Por volta das seis horas da noite, um trovão se fez ouvir na distância, estremecendo tudo. E mais outro. E outro mais. Sequenciando os trovões, raios cortavam o céu escuro, iluminando a noite, enquanto um vento forte dobrava a copa das árvores, levantava nuvens de folhas secas e obrigava as pessoas a fecharem portas e janelas. Silenciosos e angustiados, os buchudenses observavam tudo aquilo, corações descompassados, lembrando as palavras do Boi Preto.

- É o fim do mundo ! - balbuciou o Zé Gordo, fechando o bar e correndo pra casa.

Enquanto a natureza, enfurecida, exibia a sua força e um aguaceiro nunca visto caía sobre a região, homens e mulheres, ante a iminência da tragédia, debruçaram-se sobre o pouco de vida que lhes restavam e abriram seus corações. Esposas tidas como fiéis confessaram seus casos amorosos, maridos deixaram suas mulheres para viverem seus últimos momentos nos braços das amantes. Grandes e pequenas confidências vieram à tona e até o Zé Vaqueiro, cabra macho e valente, respeitado por todos, resolveu assumir a frescura reprimida.

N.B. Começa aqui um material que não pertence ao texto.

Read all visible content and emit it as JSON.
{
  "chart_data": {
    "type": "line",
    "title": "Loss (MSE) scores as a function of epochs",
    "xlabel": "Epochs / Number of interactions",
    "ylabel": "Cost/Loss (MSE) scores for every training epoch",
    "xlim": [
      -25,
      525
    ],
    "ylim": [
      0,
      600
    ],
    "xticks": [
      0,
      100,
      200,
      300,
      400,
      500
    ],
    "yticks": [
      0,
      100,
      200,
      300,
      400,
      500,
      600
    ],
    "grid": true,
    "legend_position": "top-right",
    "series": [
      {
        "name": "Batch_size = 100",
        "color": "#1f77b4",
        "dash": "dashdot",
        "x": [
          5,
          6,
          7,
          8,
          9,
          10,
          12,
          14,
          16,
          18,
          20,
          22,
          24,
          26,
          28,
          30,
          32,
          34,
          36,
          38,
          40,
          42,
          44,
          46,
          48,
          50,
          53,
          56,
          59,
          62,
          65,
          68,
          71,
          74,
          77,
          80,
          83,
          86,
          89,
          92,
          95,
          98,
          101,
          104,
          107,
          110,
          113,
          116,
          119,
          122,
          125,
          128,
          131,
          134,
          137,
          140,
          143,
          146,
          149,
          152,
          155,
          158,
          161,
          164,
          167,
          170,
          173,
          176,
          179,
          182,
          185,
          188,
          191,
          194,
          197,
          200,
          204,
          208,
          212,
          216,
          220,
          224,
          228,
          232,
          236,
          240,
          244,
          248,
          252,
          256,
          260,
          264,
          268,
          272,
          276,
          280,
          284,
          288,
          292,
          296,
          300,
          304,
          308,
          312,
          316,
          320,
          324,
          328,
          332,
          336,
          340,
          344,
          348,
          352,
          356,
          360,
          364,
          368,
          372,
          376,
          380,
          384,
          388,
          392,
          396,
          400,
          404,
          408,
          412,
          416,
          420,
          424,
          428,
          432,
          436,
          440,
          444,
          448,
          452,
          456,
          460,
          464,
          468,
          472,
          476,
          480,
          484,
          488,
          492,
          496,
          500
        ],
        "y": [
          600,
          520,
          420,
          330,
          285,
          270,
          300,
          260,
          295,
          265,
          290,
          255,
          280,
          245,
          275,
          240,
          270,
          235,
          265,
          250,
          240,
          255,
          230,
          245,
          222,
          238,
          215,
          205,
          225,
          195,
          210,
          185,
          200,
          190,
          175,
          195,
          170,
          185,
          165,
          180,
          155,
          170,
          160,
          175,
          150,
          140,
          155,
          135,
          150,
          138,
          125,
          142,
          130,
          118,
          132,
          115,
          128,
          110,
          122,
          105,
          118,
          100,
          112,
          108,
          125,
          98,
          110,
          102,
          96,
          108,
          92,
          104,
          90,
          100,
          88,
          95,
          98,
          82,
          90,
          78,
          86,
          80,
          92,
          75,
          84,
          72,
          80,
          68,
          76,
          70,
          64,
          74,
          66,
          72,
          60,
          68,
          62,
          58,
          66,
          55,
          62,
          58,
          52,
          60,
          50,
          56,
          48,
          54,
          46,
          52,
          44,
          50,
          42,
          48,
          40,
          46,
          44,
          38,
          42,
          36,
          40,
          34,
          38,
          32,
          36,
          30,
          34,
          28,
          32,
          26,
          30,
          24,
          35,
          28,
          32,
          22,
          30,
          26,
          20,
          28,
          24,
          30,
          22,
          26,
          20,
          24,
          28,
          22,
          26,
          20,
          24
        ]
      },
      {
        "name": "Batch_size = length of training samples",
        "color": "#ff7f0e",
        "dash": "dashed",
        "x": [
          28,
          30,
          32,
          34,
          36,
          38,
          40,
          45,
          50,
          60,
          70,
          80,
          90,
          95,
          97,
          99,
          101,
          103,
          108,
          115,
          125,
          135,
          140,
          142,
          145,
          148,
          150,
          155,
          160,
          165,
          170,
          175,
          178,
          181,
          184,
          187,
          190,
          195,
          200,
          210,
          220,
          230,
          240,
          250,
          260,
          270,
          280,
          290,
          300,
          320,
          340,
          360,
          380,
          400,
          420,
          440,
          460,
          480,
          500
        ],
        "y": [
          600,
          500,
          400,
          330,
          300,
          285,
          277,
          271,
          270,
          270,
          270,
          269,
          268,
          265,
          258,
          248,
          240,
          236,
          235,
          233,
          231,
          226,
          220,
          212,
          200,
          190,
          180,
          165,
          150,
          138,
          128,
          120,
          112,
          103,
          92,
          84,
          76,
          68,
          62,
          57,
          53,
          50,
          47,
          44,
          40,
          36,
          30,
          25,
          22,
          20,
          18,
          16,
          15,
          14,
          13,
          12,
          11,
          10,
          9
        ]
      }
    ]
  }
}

Nada escandalizava a ninguém, porque nada mais importava. E quando as águas do rio Sêco entraram de cidade a dentro e derrubaram a igreja e uma dezena de casas, ninguém segurava mais ninguém. Foi um festival de aberrações sexuais que fariam corar de vergonha as jovens do Night & Day.

Lá pras cinco da madrugada, a chuva e o vento pararam. Sumiram os raios. Calaram-se os trovões. E um sol, num céu sem nuvens, foi, aos poucos, surgindo no horizonte.

Na gruta, alguém catucou o Boi Preto, que parecia dormir.

- Boi Preto... o mundo não acabou !

Boi Preto estava morto.

E São José da Serra Buchuda jamais voltou a ser a mesma.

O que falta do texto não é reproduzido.